商人政权的幻想,事实上很快就消失了。从8月起,上海总商会又开始和军阀们谈判维持当地和平的问题;民治委员会让位给一个反对苏浙两省战争的苏浙和平协会。

商人们既无建立新的政权,只好进行谈判——如其一向所作的一样,和现在的当权者谈判。不过在黄金时代的那些年,传统的实用主义谈判,此时取得了新的意义;除了保护某些集团的利益外,还能通过对具体问题的逐步解决来保证其进步。在胡适的鼓吹下,这种主张被中国银行家所采纳,用来处理其与已衰弱的中央政府之间的关系,想借此迫使政府接受其主张,“在进步已不可能的局势下,总也需要采取某些步骤”。

第一次世界大战以后,北京的中央政府的财政极为困难,又不能向外国贷款(受1920年新银行团协议的限制),中国银行家因之处于强势的有利地位。中国的新式银行被外国银行截断了向对外贸易提供贷款的渠道,又被旧式的钱庄堵死了向国内贸易网提供资金的通路,于是就利用政府增加国内借款的机会而获利。由于国家财政处境艰难,这种投资比表面上看起来往往更有利可图。利息实际上是按债券的面额计算的,而债券常常是以极高的贴现率取得的,利润与风险成正比:二者都很高,因为在政局混乱的情况下,公款的投资与兑现自然是非常危险的。

大多数从事这种业务的银行,不是具有官方的地位,就是和政界有某种关系。这些银行大都设在北京或天津,其董事和贷款人中,就有不少过去的总长或未来的总长,例如周自齐、王克敏、曹汝霖、叶恭绰。

北京的银行界和政界之间的关系微妙,可以利用交通系的活动来加以说明。人们会乍然以为自1920年以来,使银行家们和总长们分裂的对抗,只不过是掌握统治权的军事政治官僚集团内部派系斗争的表现。这样的分析也对,但不够全面,没有考虑到在银行家之间已发展至团结一致,以及其对政府的无能与错误的不满。

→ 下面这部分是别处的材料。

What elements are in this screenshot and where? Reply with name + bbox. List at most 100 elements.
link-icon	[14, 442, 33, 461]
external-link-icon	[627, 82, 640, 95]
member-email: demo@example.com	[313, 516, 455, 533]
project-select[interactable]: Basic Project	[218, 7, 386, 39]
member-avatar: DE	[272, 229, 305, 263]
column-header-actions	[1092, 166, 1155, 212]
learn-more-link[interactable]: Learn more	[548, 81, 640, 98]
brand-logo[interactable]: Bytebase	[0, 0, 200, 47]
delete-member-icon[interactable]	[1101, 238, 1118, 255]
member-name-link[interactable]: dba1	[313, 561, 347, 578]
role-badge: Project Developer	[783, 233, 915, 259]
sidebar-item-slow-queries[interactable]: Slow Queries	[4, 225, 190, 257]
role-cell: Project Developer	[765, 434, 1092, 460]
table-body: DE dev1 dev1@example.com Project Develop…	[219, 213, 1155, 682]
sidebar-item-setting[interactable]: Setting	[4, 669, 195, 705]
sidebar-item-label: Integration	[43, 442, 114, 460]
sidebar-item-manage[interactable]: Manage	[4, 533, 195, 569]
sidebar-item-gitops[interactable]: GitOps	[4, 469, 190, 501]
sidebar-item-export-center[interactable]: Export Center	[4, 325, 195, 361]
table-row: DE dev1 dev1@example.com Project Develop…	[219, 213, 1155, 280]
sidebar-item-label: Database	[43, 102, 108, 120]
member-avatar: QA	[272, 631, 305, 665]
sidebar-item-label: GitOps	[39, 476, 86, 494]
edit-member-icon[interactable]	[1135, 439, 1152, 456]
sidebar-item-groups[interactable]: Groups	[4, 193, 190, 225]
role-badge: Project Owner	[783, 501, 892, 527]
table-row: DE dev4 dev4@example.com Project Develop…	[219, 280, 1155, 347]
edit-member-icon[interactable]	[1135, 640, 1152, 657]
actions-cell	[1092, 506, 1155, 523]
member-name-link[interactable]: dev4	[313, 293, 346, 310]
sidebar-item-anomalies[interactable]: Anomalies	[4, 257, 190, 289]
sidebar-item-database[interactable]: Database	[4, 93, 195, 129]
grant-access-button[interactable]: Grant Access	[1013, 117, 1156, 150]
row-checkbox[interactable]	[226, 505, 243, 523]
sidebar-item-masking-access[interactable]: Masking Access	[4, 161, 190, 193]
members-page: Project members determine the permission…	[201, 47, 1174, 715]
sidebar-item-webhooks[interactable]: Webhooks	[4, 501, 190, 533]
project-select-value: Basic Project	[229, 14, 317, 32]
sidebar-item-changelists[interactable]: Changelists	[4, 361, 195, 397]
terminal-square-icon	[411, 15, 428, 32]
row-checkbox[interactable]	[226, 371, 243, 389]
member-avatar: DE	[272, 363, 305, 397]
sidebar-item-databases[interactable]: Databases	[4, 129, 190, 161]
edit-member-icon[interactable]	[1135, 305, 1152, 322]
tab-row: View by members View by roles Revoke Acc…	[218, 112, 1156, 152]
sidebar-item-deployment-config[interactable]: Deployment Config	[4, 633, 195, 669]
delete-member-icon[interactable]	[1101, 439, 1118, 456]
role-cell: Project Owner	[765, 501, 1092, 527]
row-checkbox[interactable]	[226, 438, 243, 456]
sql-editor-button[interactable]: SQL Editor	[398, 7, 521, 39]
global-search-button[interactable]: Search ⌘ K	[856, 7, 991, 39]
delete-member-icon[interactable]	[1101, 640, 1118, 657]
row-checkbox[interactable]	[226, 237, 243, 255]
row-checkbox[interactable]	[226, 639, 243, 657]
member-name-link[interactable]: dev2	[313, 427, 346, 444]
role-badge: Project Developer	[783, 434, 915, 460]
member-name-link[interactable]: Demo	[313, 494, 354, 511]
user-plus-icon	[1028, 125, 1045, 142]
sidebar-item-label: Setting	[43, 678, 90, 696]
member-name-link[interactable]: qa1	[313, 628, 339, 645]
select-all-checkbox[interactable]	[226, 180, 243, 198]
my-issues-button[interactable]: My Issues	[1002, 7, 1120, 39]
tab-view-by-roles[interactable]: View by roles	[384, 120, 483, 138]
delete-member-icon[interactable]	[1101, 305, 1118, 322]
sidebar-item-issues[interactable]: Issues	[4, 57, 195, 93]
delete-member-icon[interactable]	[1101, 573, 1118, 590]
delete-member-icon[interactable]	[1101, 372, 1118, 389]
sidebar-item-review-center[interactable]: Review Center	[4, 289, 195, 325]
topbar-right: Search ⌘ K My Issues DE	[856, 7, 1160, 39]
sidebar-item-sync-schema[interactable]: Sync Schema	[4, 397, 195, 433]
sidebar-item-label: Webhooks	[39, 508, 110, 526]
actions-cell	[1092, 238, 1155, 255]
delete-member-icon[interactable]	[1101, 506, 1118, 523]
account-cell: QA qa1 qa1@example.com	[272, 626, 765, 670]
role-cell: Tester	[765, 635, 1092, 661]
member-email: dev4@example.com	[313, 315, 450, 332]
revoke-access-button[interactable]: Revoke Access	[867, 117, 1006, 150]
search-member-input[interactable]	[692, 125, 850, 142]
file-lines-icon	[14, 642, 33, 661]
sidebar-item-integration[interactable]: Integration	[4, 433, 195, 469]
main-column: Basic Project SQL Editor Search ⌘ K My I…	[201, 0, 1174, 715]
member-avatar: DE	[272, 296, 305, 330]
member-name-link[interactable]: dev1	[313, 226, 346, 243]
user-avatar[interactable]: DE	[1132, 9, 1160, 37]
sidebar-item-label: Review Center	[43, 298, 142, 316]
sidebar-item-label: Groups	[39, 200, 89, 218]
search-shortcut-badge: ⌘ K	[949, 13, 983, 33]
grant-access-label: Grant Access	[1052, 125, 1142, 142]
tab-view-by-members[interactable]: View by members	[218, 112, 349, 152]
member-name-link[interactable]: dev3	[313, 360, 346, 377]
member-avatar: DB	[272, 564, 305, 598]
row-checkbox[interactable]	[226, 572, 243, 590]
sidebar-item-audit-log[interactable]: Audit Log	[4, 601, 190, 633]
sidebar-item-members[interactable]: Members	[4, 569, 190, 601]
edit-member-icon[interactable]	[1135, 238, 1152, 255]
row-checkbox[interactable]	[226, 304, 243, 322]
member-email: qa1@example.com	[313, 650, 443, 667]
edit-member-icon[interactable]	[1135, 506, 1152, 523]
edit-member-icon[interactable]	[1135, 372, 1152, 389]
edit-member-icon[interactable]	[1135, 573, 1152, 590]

北京银行家协会体现了当地金融界的团结和力量,其在全国银行公会联合会中的影响,足可以与上海各银行的影响相抗衡。1920年12月6日,全国银行公会联合会在上海召开第一次代表大会时,警告政府称,如果想得到资金,就必须缩减军费开支,调整内债,改革币制。用张嘉璈的话来说,银行家们的不妥协态度,只不过是“他们爱国心的表现”,“他们准备为任何有助于国家的公债提供强有力的支持”。1921年1月成立的中国银行团,在政府同意为国家公共利益而工作的前提下,与其帮助政府的意愿是一致的。银行团随即拨给的款项,如车辆借款,沪造币厂借款,北京十月借款,都是在银行团成立后不久贷与的,并附有严格的条款;强制性规定改革币制和整理内债。政府同意银行团的要求,指派了一个币制改革委员会,并公布一个偿还长期贷款的计划。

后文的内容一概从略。